The FDA has tested nearly 800 samples of various foods since 2019 to estimate PFAS dietary exposure. Currently, the FDA is speeding up testing by increasing lab capacity.
Data on PFAS in seafood is limited, but the FDA said it may be more prone to environmental PFAS contamination than other foods. Aside from canned clams from China, the FDA found no PFAS exposures likely to be unsafe. Some voluntary recalls have been initiated, and the FDA plans to test more imported and domestic bivalve mollusks to better understand PFAS in commercial seafood.
The FDA urged the seafood industry to watch for PFAS contamination and follow rules to ensure seafood safety. If a detectable PFAS level raises safety concerns, the FDA will work jointly with the producers to prevent the product from entering or remaining in the US market. The FDA will work with the food industry to enhance understanding of PFAS in seafood, including testing, sources and ways to reduce it.

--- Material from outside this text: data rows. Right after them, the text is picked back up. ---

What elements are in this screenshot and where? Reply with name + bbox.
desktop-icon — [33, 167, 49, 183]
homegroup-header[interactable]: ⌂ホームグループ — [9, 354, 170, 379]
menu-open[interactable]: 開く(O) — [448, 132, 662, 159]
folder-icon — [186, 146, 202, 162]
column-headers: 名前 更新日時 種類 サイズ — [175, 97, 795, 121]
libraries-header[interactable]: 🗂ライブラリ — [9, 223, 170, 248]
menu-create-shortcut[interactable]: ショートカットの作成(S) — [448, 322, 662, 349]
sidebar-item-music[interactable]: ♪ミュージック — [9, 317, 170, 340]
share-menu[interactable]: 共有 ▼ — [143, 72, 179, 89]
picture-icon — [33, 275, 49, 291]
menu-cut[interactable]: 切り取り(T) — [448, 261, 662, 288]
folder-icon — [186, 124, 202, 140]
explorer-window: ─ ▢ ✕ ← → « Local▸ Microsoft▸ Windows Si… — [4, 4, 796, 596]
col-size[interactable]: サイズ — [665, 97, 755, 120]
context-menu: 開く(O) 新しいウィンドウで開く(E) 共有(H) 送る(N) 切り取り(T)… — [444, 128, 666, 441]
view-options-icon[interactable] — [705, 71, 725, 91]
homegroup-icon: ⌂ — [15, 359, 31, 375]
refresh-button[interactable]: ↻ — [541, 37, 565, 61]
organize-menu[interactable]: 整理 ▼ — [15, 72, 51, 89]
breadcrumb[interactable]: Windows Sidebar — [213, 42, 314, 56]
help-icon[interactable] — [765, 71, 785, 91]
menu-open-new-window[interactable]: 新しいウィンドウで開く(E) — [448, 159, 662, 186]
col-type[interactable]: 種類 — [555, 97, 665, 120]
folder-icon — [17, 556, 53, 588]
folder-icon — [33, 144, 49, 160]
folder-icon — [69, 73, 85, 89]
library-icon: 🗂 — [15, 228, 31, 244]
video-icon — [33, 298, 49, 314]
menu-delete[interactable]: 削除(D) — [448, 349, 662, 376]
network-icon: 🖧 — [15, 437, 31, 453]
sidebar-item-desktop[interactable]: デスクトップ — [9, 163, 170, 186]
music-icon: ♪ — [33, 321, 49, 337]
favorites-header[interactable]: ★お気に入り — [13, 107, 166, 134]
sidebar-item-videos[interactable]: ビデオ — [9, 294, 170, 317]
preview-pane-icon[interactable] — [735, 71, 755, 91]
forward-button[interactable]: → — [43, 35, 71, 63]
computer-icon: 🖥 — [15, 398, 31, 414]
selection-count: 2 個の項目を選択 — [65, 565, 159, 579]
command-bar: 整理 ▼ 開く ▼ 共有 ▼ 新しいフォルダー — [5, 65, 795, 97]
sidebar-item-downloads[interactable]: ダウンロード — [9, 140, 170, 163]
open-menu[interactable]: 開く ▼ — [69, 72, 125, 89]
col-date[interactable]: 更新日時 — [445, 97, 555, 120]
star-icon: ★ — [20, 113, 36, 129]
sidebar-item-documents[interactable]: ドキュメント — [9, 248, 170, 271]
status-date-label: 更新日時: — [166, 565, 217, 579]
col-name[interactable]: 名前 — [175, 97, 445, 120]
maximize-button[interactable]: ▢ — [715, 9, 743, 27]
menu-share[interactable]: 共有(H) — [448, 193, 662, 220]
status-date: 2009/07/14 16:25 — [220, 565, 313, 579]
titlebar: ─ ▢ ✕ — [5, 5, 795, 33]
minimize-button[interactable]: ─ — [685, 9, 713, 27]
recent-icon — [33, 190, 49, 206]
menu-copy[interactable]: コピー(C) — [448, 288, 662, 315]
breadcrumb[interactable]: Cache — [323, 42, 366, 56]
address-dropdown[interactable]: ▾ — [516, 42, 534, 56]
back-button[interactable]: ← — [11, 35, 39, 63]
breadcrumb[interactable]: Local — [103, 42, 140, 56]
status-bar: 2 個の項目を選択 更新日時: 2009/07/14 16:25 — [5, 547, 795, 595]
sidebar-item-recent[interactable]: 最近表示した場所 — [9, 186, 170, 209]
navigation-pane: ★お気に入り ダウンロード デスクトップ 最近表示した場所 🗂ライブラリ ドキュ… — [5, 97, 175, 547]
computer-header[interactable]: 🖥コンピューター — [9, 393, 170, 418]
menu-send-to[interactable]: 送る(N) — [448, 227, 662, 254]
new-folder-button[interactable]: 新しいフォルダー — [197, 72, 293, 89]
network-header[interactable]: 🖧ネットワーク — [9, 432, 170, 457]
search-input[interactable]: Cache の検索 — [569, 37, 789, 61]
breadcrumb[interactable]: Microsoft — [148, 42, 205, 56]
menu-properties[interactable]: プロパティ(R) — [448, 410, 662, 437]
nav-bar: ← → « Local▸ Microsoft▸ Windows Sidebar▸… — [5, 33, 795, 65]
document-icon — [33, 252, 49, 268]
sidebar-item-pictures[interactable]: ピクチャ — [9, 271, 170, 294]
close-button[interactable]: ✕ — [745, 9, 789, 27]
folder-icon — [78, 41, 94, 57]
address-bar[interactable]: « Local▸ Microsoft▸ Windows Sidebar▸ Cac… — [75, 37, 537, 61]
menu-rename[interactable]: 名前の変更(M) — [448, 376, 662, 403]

Moreover, the FDA offers help to laboratories to expand PFAS seafood testing.
To identify which PFAS to test in foods, the agency reviewed the scientific literature and prioritized those chemicals more present in foods and with available standards for accurate identification.
During the years, the FDA has broadened its testing methodology, expanding the number of PFAS included into its analysis (currently, 30 types of PFAS).
The FDA is also utilizing high-resolution mass spectrometry (HRMS) to identify additional PFAS types in foods beyond those currently tested, contributing to future targeted testing methods.
The agency is conducting research on PFAS absorption in plants and concentration differences between various plant parts in collaboration with state partners. This research is expected to help reduce PFAS exposure from food.